In Nov 2021 MyHeritage notified Julian Land of an 8*GGF who had been in Recife namely Aaron Querido #3161. This ancestral contribution enters via Baron Moses d'Aguilar whose wife Simha da Fonseca was a great-grandaughter of Aaron Querido as shown on geni.com based on work by Jarrett Ross. However Bob Leuzarder shares a 7cm DNA match with a person who descends from Aaron Querido a great-nephew of the just-mentioned Aaron Querido. This match appears to arise from Esther #1768, one of the Den Haag Louzadas, and perhaps Bob Leuzarder's match is the 1st present-day descendant of the Den Haag Louzadas we have encountered. Esther cannot however have been a direct ancestor of Bob Leuzarder, who has a different descent from Amador de Lousada who was Esther's 2*GGF. Remarkably Bob's sister Christine does not share the match, so the relevant genes were discarded from her DNA in the previous generation. Julian Land does not share the match either, but here the relevant genes may have been lost many generations ago.

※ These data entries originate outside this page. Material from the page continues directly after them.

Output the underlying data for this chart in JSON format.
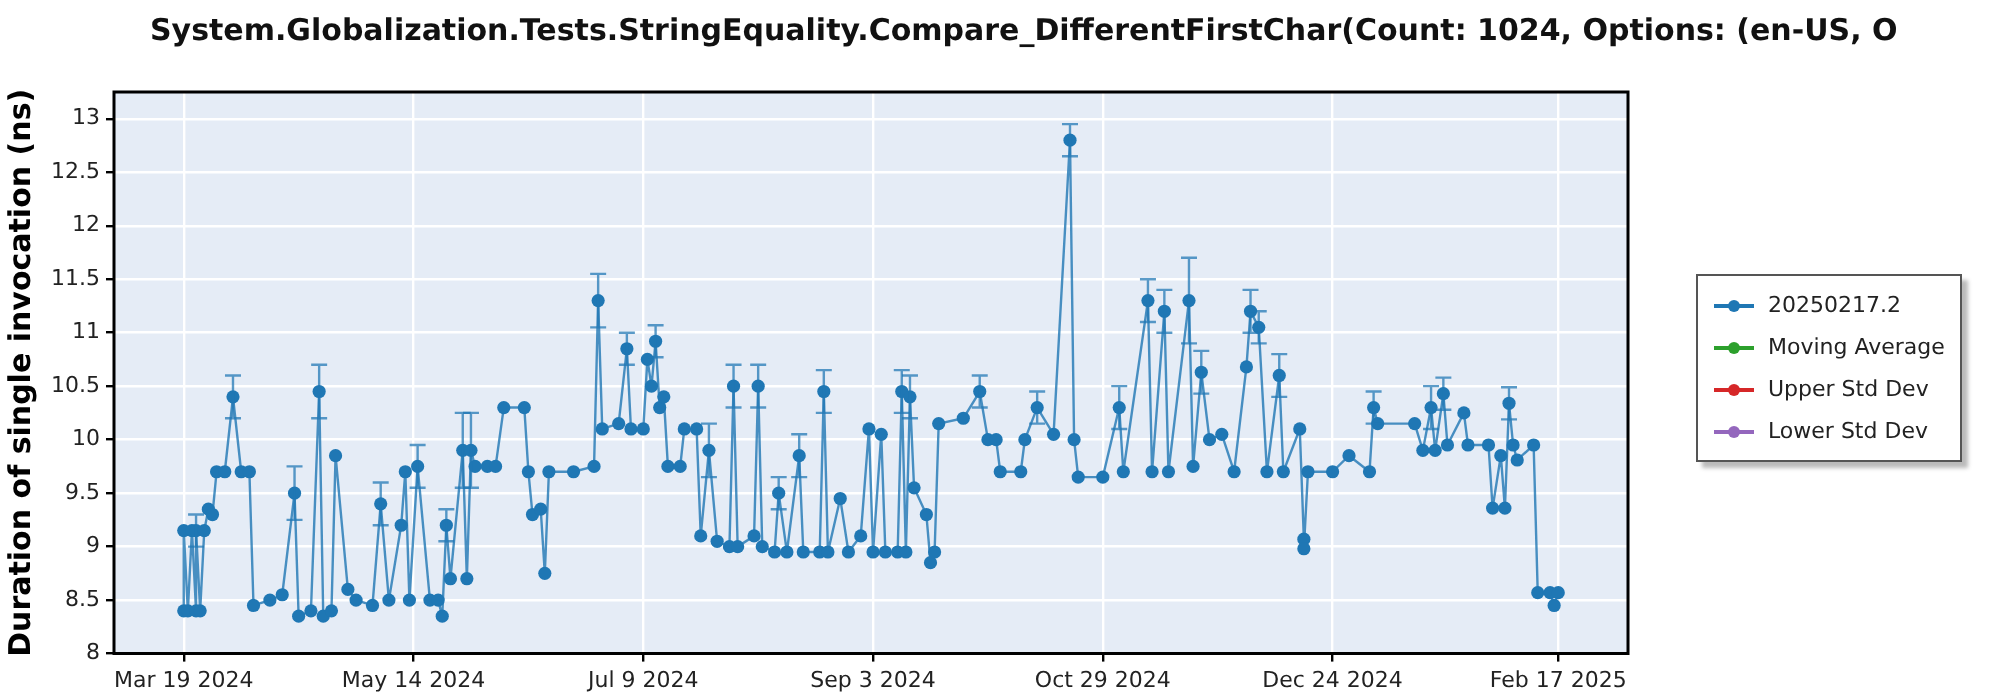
{
  "chart_data": {
    "type": "line",
    "title": "System.Globalization.Tests.StringEquality.Compare_DifferentFirstChar(Count: 1024, Options: (en-US, O",
    "ylabel": "Duration of single invocation (ns)",
    "x": [
      "2024-03-19",
      "2024-03-19",
      "2024-03-20",
      "2024-03-21",
      "2024-03-22",
      "2024-03-22",
      "2024-03-23",
      "2024-03-24",
      "2024-03-25",
      "2024-03-26",
      "2024-03-27",
      "2024-03-29",
      "2024-03-31",
      "2024-04-02",
      "2024-04-04",
      "2024-04-05",
      "2024-04-09",
      "2024-04-12",
      "2024-04-15",
      "2024-04-16",
      "2024-04-19",
      "2024-04-21",
      "2024-04-22",
      "2024-04-24",
      "2024-04-25",
      "2024-04-28",
      "2024-04-30",
      "2024-05-04",
      "2024-05-06",
      "2024-05-08",
      "2024-05-11",
      "2024-05-12",
      "2024-05-13",
      "2024-05-15",
      "2024-05-18",
      "2024-05-20",
      "2024-05-21",
      "2024-05-22",
      "2024-05-23",
      "2024-05-26",
      "2024-05-27",
      "2024-05-28",
      "2024-05-29",
      "2024-06-01",
      "2024-06-03",
      "2024-06-05",
      "2024-06-10",
      "2024-06-11",
      "2024-06-12",
      "2024-06-14",
      "2024-06-15",
      "2024-06-16",
      "2024-06-22",
      "2024-06-27",
      "2024-06-28",
      "2024-06-29",
      "2024-07-03",
      "2024-07-05",
      "2024-07-06",
      "2024-07-09",
      "2024-07-10",
      "2024-07-11",
      "2024-07-12",
      "2024-07-13",
      "2024-07-14",
      "2024-07-15",
      "2024-07-18",
      "2024-07-19",
      "2024-07-22",
      "2024-07-23",
      "2024-07-25",
      "2024-07-27",
      "2024-07-30",
      "2024-07-31",
      "2024-08-01",
      "2024-08-05",
      "2024-08-06",
      "2024-08-07",
      "2024-08-10",
      "2024-08-11",
      "2024-08-13",
      "2024-08-16",
      "2024-08-17",
      "2024-08-21",
      "2024-08-22",
      "2024-08-23",
      "2024-08-26",
      "2024-08-28",
      "2024-08-31",
      "2024-09-02",
      "2024-09-03",
      "2024-09-05",
      "2024-09-06",
      "2024-09-09",
      "2024-09-10",
      "2024-09-11",
      "2024-09-12",
      "2024-09-13",
      "2024-09-16",
      "2024-09-17",
      "2024-09-18",
      "2024-09-19",
      "2024-09-25",
      "2024-09-29",
      "2024-10-01",
      "2024-10-03",
      "2024-10-04",
      "2024-10-09",
      "2024-10-10",
      "2024-10-13",
      "2024-10-17",
      "2024-10-21",
      "2024-10-22",
      "2024-10-23",
      "2024-10-29",
      "2024-11-02",
      "2024-11-03",
      "2024-11-09",
      "2024-11-10",
      "2024-11-13",
      "2024-11-14",
      "2024-11-19",
      "2024-11-20",
      "2024-11-22",
      "2024-11-24",
      "2024-11-27",
      "2024-11-30",
      "2024-12-03",
      "2024-12-04",
      "2024-12-06",
      "2024-12-08",
      "2024-12-11",
      "2024-12-12",
      "2024-12-16",
      "2024-12-17",
      "2024-12-17",
      "2024-12-18",
      "2024-12-24",
      "2024-12-28",
      "2025-01-02",
      "2025-01-03",
      "2025-01-04",
      "2025-01-13",
      "2025-01-15",
      "2025-01-17",
      "2025-01-18",
      "2025-01-20",
      "2025-01-21",
      "2025-01-25",
      "2025-01-26",
      "2025-01-31",
      "2025-02-01",
      "2025-02-03",
      "2025-02-04",
      "2025-02-05",
      "2025-02-06",
      "2025-02-07",
      "2025-02-11",
      "2025-02-12",
      "2025-02-15",
      "2025-02-16",
      "2025-02-17"
    ],
    "series": [
      {
        "name": "20250217.2",
        "color": "#1f77b4",
        "values": [
          8.4,
          9.15,
          8.4,
          9.15,
          8.4,
          9.15,
          8.4,
          9.15,
          9.35,
          9.3,
          9.7,
          9.7,
          10.4,
          9.7,
          9.7,
          8.45,
          8.5,
          8.55,
          9.5,
          8.35,
          8.4,
          10.45,
          8.35,
          8.4,
          9.85,
          8.6,
          8.5,
          8.45,
          9.4,
          8.5,
          9.2,
          9.7,
          8.5,
          9.75,
          8.5,
          8.5,
          8.35,
          9.2,
          8.7,
          9.9,
          8.7,
          9.9,
          9.75,
          9.75,
          9.75,
          10.3,
          10.3,
          9.7,
          9.3,
          9.35,
          8.75,
          9.7,
          9.7,
          9.75,
          11.3,
          10.1,
          10.15,
          10.85,
          10.1,
          10.1,
          10.75,
          10.5,
          10.92,
          10.3,
          10.4,
          9.75,
          9.75,
          10.1,
          10.1,
          9.1,
          9.9,
          9.05,
          9.0,
          10.5,
          9.0,
          9.1,
          10.5,
          9.0,
          8.95,
          9.5,
          8.95,
          9.85,
          8.95,
          8.95,
          10.45,
          8.95,
          9.45,
          8.95,
          9.1,
          10.1,
          8.95,
          10.05,
          8.95,
          8.95,
          10.45,
          8.95,
          10.4,
          9.55,
          9.3,
          8.85,
          8.95,
          10.15,
          10.2,
          10.45,
          10.0,
          10.0,
          9.7,
          9.7,
          10.0,
          10.3,
          10.05,
          12.8,
          10.0,
          9.65,
          9.65,
          10.3,
          9.7,
          11.3,
          9.7,
          11.2,
          9.7,
          11.3,
          9.75,
          10.63,
          10.0,
          10.05,
          9.7,
          10.68,
          11.2,
          11.05,
          9.7,
          10.6,
          9.7,
          10.1,
          9.07,
          8.98,
          9.7,
          9.7,
          9.85,
          9.7,
          10.3,
          10.15,
          10.15,
          9.9,
          10.3,
          9.9,
          10.43,
          9.95,
          10.25,
          9.95,
          9.95,
          9.36,
          9.85,
          9.36,
          10.34,
          9.95,
          9.81,
          9.95,
          8.57,
          8.57,
          8.45,
          8.57
        ],
        "errors": [
          null,
          null,
          null,
          null,
          null,
          0.15,
          null,
          null,
          null,
          null,
          null,
          null,
          0.2,
          null,
          null,
          null,
          null,
          null,
          0.25,
          null,
          null,
          0.25,
          null,
          null,
          null,
          null,
          null,
          null,
          0.2,
          null,
          null,
          null,
          null,
          0.2,
          null,
          null,
          null,
          0.15,
          null,
          0.35,
          null,
          0.35,
          null,
          null,
          null,
          null,
          null,
          null,
          null,
          null,
          null,
          null,
          null,
          null,
          0.25,
          null,
          null,
          0.15,
          null,
          null,
          null,
          null,
          0.15,
          null,
          null,
          null,
          null,
          null,
          null,
          null,
          0.25,
          null,
          null,
          0.2,
          null,
          null,
          0.2,
          null,
          null,
          0.15,
          null,
          0.2,
          null,
          null,
          0.2,
          null,
          null,
          null,
          null,
          null,
          null,
          null,
          null,
          null,
          0.2,
          null,
          0.2,
          null,
          null,
          null,
          null,
          null,
          null,
          0.15,
          null,
          null,
          null,
          null,
          null,
          0.15,
          null,
          0.15,
          null,
          null,
          null,
          0.2,
          null,
          0.2,
          null,
          0.2,
          null,
          0.4,
          null,
          0.2,
          null,
          null,
          null,
          null,
          0.2,
          0.15,
          null,
          0.2,
          null,
          null,
          null,
          null,
          null,
          null,
          null,
          null,
          0.15,
          null,
          null,
          null,
          0.2,
          null,
          0.15,
          null,
          null,
          null,
          null,
          null,
          null,
          null,
          0.15,
          null,
          null,
          null,
          null,
          null,
          null,
          null
        ]
      },
      {
        "name": "Moving Average",
        "color": "#2ca02c",
        "values": [
          null,
          null,
          null,
          null,
          null,
          null,
          null,
          null,
          null,
          null,
          null,
          null,
          null,
          null,
          null,
          null,
          null,
          null,
          null,
          null,
          null,
          null,
          null,
          null,
          null,
          null,
          null,
          null,
          null,
          null,
          null,
          null,
          null,
          null,
          null,
          null,
          null,
          null,
          null,
          null,
          null,
          null,
          null,
          null,
          null,
          null,
          null,
          null,
          null,
          null,
          null,
          null,
          null,
          null,
          null,
          null,
          null,
          null,
          null,
          null,
          null,
          null,
          null,
          null,
          null,
          null,
          null,
          null,
          null,
          null,
          null,
          null,
          null,
          null,
          null,
          null,
          null,
          null,
          null,
          null,
          null,
          null,
          null,
          null,
          null,
          null,
          null,
          null,
          null,
          null,
          null,
          null,
          null,
          null,
          null,
          null,
          null,
          null,
          null,
          null,
          null,
          null,
          null,
          null,
          null,
          null,
          null,
          null,
          null,
          null,
          null,
          null,
          null,
          null,
          null,
          null,
          null,
          null,
          null,
          null,
          null,
          null,
          null,
          null,
          null,
          null,
          null,
          null,
          null,
          null,
          null,
          null,
          null,
          null,
          null,
          null,
          null,
          null,
          null,
          null,
          null,
          null,
          null,
          null,
          null,
          null,
          null,
          null,
          null,
          null,
          null,
          null,
          null,
          null,
          null,
          null,
          null,
          null,
          null,
          null,
          null,
          null
        ]
      },
      {
        "name": "Upper Std Dev",
        "color": "#d62728",
        "values": [
          null,
          null,
          null,
          null,
          null,
          null,
          null,
          null,
          null,
          null,
          null,
          null,
          null,
          null,
          null,
          null,
          null,
          null,
          null,
          null,
          null,
          null,
          null,
          null,
          null,
          null,
          null,
          null,
          null,
          null,
          null,
          null,
          null,
          null,
          null,
          null,
          null,
          null,
          null,
          null,
          null,
          null,
          null,
          null,
          null,
          null,
          null,
          null,
          null,
          null,
          null,
          null,
          null,
          null,
          null,
          null,
          null,
          null,
          null,
          null,
          null,
          null,
          null,
          null,
          null,
          null,
          null,
          null,
          null,
          null,
          null,
          null,
          null,
          null,
          null,
          null,
          null,
          null,
          null,
          null,
          null,
          null,
          null,
          null,
          null,
          null,
          null,
          null,
          null,
          null,
          null,
          null,
          null,
          null,
          null,
          null,
          null,
          null,
          null,
          null,
          null,
          null,
          null,
          null,
          null,
          null,
          null,
          null,
          null,
          null,
          null,
          null,
          null,
          null,
          null,
          null,
          null,
          null,
          null,
          null,
          null,
          null,
          null,
          null,
          null,
          null,
          null,
          null,
          null,
          null,
          null,
          null,
          null,
          null,
          null,
          null,
          null,
          null,
          null,
          null,
          null,
          null,
          null,
          null,
          null,
          null,
          null,
          null,
          null,
          null,
          null,
          null,
          null,
          null,
          null,
          null,
          null,
          null,
          null,
          null,
          null,
          null
        ]
      },
      {
        "name": "Lower Std Dev",
        "color": "#9467bd",
        "values": [
          null,
          null,
          null,
          null,
          null,
          null,
          null,
          null,
          null,
          null,
          null,
          null,
          null,
          null,
          null,
          null,
          null,
          null,
          null,
          null,
          null,
          null,
          null,
          null,
          null,
          null,
          null,
          null,
          null,
          null,
          null,
          null,
          null,
          null,
          null,
          null,
          null,
          null,
          null,
          null,
          null,
          null,
          null,
          null,
          null,
          null,
          null,
          null,
          null,
          null,
          null,
          null,
          null,
          null,
          null,
          null,
          null,
          null,
          null,
          null,
          null,
          null,
          null,
          null,
          null,
          null,
          null,
          null,
          null,
          null,
          null,
          null,
          null,
          null,
          null,
          null,
          null,
          null,
          null,
          null,
          null,
          null,
          null,
          null,
          null,
          null,
          null,
          null,
          null,
          null,
          null,
          null,
          null,
          null,
          null,
          null,
          null,
          null,
          null,
          null,
          null,
          null,
          null,
          null,
          null,
          null,
          null,
          null,
          null,
          null,
          null,
          null,
          null,
          null,
          null,
          null,
          null,
          null,
          null,
          null,
          null,
          null,
          null,
          null,
          null,
          null,
          null,
          null,
          null,
          null,
          null,
          null,
          null,
          null,
          null,
          null,
          null,
          null,
          null,
          null,
          null,
          null,
          null,
          null,
          null,
          null,
          null,
          null,
          null,
          null,
          null,
          null,
          null,
          null,
          null,
          null,
          null,
          null,
          null,
          null,
          null,
          null
        ]
      }
    ],
    "xlim": [
      "2024-03-02",
      "2025-03-06"
    ],
    "xticks": [
      {
        "value": "2024-03-19",
        "label": "Mar 19 2024"
      },
      {
        "value": "2024-05-14",
        "label": "May 14 2024"
      },
      {
        "value": "2024-07-09",
        "label": "Jul 9 2024"
      },
      {
        "value": "2024-09-03",
        "label": "Sep 3 2024"
      },
      {
        "value": "2024-10-29",
        "label": "Oct 29 2024"
      },
      {
        "value": "2024-12-24",
        "label": "Dec 24 2024"
      },
      {
        "value": "2025-02-17",
        "label": "Feb 17 2025"
      }
    ],
    "ylim": [
      8,
      13.25
    ],
    "yticks": [
      8,
      8.5,
      9,
      9.5,
      10,
      10.5,
      11,
      11.5,
      12,
      12.5,
      13
    ],
    "grid": true,
    "legend": "right",
    "marker": "circle"
  }
}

On 10 May 2021, FamilyTreeDNA reported an interesting match Julian Land has with 3 successive generations of the Nunes Vaz family. Using the obvious point of linkage evident in Nunes Vaz ancestry namely Simha Henriques Faro #1629, we could not resist suggesting an earlier linkage between the Henriques Faros and the Baruch Lousadas than was deducible from the paper records. This was not entirely impetuous - we had been looking at ways further Henriques Faro links could have arisen. Jarrett Ross on 26 Sep 21 cautioned not only that there may be other Sephardic elements in the match, but that an Ashkenasi element is important as well because his GM (the 1st of the 3 generations referred to) is Ashkenasi! We interpret the matches as follows. Julian's match with the GM has been halved (as judged by the largest segment being halved) by the GM's marriage with a Nunes Vaz descendant. However, because total match was similar in the next generation, the missing Ashkenasi matching genes have been more or less replaced by matching Nunes Vaz genes. That is, there is a Sephardic match with the Nunes Vaz GF roughly comparable to the Ashkenasi match with the GM. In the next generation, the combined match has been largely preserved, probably because the matching DNA has largely survived (as judged by the largest segment not being much reduced), with only a small introduction of new matching DNA. While our original interest was the Sephardic match, the original Ashkenasi match is as close or closer than Julian's other Ashkenasi matches, and we explore it by looking at 3 common Ashkenasi matches but as summarised here, we can see some patterns but nothing of statistical significance.